To validate the optimization results, four optimized LC3 mix designs generated from the multi-objective optimization with the balance strategy (targeting compressive strength of 30, 40, 50 and 60 MPa, respectively), and prepared LC3 concrete specimens following the same procedures outlined in our experimental section. The measured 28-day compressive strength values were for the four levels are 28.1 ± 3.4 MPa, 41.5± 2.6MPa, 54.3 ± 1.4 MPa, 59.4 ± 3.1 MPa, as shown in Fig. 16. It is found to be in close agreement with the predicted results (relative error within ± 10%), thereby confirming the practical feasibility and reliability of the optimized mix formulations.

Fig. 16
figure 16

Predicted and experimental strength of optimal mix designs with balance strategy.

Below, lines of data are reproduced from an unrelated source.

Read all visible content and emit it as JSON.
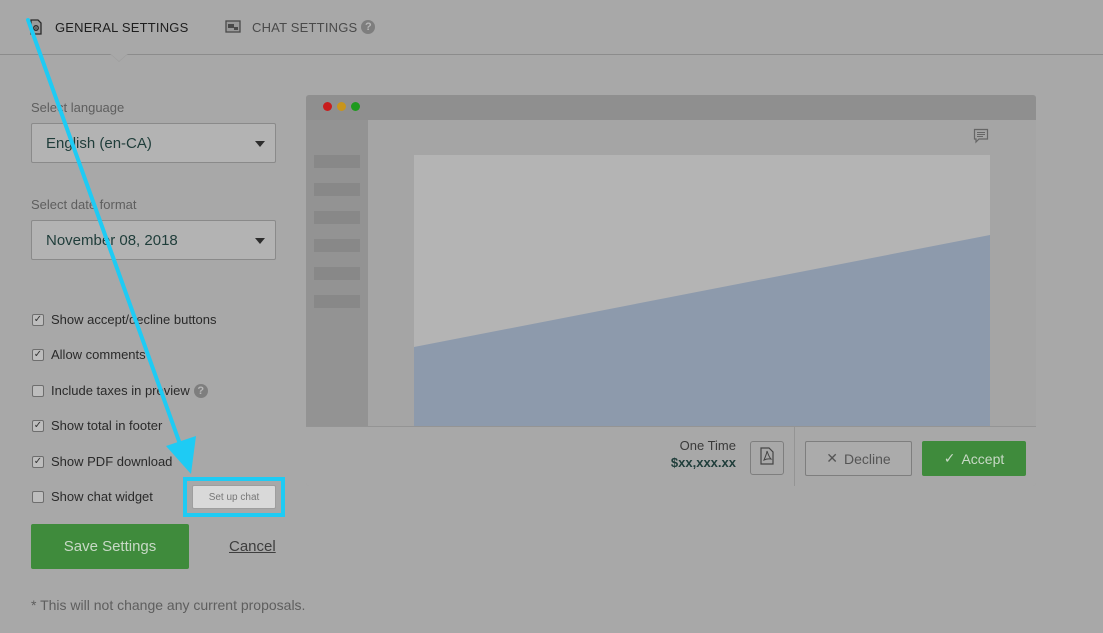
{
  "tabs": {
    "general": "GENERAL SETTINGS",
    "chat": "CHAT SETTINGS",
    "chat_help": "?"
  },
  "form": {
    "language_label": "Select language",
    "language_value": "English (en-CA)",
    "date_label": "Select date format",
    "date_value": "November 08, 2018",
    "checkboxes": [
      {
        "label": "Show accept/decline buttons",
        "checked": true
      },
      {
        "label": "Allow comments",
        "checked": true
      },
      {
        "label": "Include taxes in preview",
        "checked": false,
        "help": "?"
      },
      {
        "label": "Show total in footer",
        "checked": true
      },
      {
        "label": "Show PDF download",
        "checked": true
      },
      {
        "label": "Show chat widget",
        "checked": false
      }
    ],
    "setup_chat": "Set up chat",
    "save": "Save Settings",
    "cancel": "Cancel",
    "footnote": "* This will not change any current proposals."
  },
  "preview": {
    "one_time_label": "One Time",
    "one_time_amount": "$xx,xxx.xx",
    "decline": "Decline",
    "accept": "Accept"
  },
  "icons": {
    "general_tab": "gear-document-icon",
    "chat_tab": "chat-window-icon",
    "comment": "comment-icon",
    "pdf": "pdf-icon",
    "decline": "x-icon",
    "accept": "check-icon"
  },
  "colors": {
    "accent_green": "#3f8b3c",
    "highlight_cyan": "#1ecbf4",
    "dot_red": "#c81d1d",
    "dot_amber": "#c9951d",
    "dot_green": "#1e9a1e"
  }
}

Graphical user interface (GUI)

As highlighted in the introduction, accurately predicting the properties of LC3 concrete is essential for its practical application and broader acceptance in the construction industry. While the machine learning models developed in this study (e.g., MICE-XGBoost and ensemble models) achieved high accuracy, their adoption by engineering practitioners can be limited due to the complexity of algorithm implementation and the lack of user-friendly tools.

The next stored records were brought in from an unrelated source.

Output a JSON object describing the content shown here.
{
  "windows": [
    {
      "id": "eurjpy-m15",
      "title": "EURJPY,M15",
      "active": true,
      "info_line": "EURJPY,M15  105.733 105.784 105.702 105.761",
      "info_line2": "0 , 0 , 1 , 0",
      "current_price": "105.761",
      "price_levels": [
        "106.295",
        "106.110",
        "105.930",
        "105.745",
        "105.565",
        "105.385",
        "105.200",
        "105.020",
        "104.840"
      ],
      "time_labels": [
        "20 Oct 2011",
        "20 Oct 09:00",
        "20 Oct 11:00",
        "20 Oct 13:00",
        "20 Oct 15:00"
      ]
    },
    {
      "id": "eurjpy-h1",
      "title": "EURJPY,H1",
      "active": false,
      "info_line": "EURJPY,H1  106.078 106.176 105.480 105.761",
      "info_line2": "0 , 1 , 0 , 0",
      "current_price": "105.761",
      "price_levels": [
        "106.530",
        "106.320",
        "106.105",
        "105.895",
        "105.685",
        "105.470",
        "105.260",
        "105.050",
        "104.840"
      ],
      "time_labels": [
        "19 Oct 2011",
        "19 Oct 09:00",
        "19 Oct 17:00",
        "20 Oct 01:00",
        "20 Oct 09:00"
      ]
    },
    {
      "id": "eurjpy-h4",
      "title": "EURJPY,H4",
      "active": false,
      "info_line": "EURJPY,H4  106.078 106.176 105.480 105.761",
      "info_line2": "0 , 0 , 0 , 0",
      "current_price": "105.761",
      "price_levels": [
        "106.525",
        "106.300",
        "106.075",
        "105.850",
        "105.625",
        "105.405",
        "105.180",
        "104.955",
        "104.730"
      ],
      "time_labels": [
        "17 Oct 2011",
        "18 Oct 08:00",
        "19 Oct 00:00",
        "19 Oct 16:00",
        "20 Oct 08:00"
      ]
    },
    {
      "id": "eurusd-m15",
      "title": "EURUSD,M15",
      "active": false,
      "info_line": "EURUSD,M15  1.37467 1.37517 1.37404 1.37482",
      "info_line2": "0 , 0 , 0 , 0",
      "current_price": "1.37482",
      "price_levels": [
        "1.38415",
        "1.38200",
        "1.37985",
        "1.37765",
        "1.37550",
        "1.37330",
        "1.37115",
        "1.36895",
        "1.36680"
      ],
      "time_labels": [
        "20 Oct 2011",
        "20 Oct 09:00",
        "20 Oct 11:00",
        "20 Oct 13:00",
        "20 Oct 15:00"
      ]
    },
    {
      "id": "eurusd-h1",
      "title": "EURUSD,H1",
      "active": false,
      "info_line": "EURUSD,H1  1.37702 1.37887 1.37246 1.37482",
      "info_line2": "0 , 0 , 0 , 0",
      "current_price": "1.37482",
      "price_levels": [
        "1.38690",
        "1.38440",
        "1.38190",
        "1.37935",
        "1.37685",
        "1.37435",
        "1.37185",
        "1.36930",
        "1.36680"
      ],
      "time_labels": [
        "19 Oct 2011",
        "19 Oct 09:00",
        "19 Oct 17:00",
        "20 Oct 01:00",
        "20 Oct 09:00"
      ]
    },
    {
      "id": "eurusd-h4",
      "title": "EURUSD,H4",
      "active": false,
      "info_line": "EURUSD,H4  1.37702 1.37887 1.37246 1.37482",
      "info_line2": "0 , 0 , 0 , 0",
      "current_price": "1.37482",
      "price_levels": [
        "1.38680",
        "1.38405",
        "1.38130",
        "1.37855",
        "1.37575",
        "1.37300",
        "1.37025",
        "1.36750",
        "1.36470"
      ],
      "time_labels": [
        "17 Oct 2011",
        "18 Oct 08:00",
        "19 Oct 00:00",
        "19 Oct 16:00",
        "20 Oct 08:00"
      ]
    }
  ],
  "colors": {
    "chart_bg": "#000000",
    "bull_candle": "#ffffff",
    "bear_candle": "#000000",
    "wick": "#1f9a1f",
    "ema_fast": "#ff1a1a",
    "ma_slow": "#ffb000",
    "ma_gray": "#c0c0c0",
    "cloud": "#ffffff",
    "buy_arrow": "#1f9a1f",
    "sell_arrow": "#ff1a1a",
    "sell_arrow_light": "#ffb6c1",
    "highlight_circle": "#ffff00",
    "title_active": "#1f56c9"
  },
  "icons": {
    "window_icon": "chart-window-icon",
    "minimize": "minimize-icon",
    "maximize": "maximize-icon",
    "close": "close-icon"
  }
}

To address this, a graphical user interface (GUI) has been developed using Python to provide an accessible tool for practitioners. The interface enables users to input key LC3 mix parameters, including water-to-binder ratio, calcined clay content, kaolinite percentage, cement type, particle size, and others. For better usability and consistency with engineering practice, some feature units were converted to more commonly used forms. For example, dosages are expressed in kg/m3. Corresponding units are clearly labeled next to each input field. Upon clicking the “Predict” button, the GUI instantly returns the predicted 28-day compressive strength, estimated material cost, and embodied carbon emissions. An example of the interface is shown in Fig. 17.

Fig. 17
figure 17

GUI of LC3 mix design.

This GUI bridges the gap between advanced machine learning models and practical engineering workflows, allowing civil engineers and stakeholders to make informed decisions without requiring in-depth knowledge of data science. It also demonstrates the translational potential of ML applications in sustainable construction material design.

Conclusion

This study proposed an integrated framework combining machine learning (ML) prediction and multi-objective optimization (MOO) for LC3 concrete mix design, aiming to balance mechanical performance, cost, and environmental impact. The key findings and contributions are summarized as follows:

  • Among all tested models, MICE-XGBoost achieved the best performance with R2 = 0.928 (± 0.009), MAE = 3.996 (± 0.165) MPa, RMSE = 5.366 (± 0.208) MPa, and A20-index = 0.912 (± 0.013) on the test set.

  • Key influencing factors for 28-day strength include: water-to-cementitious ratio, kaolinite content in raw clay, sand-to-binder ratio, cement type, and particle size of calcined clay.

  • High calcined clay content (> 30%) was associated with notable strength reductions, emphasizing the need for optimal proportioning.

  • The Pareto fronts revealed cost–carbon inflection points for low-to-medium grade LC3 mixes, supporting rational trade-off decisions.

  • A table of recommended mix designs was developed for practical implementation based on the optimized results.

Despite the promising results, this study acknowledges that current LC3 datasets remain limited, particularly in comparison to other low-carbon cementitious materials. Most existing research still focuses on chemical mechanisms and early-age hydration, with relatively fewer high-quality datasets addressing mechanical properties and sustainability indicators. Future efforts should focus on expanding the dataset diversity across multiple sources and conditions, which will further enhance the generalizability and long-term utility of data-driven LC3 design frameworks.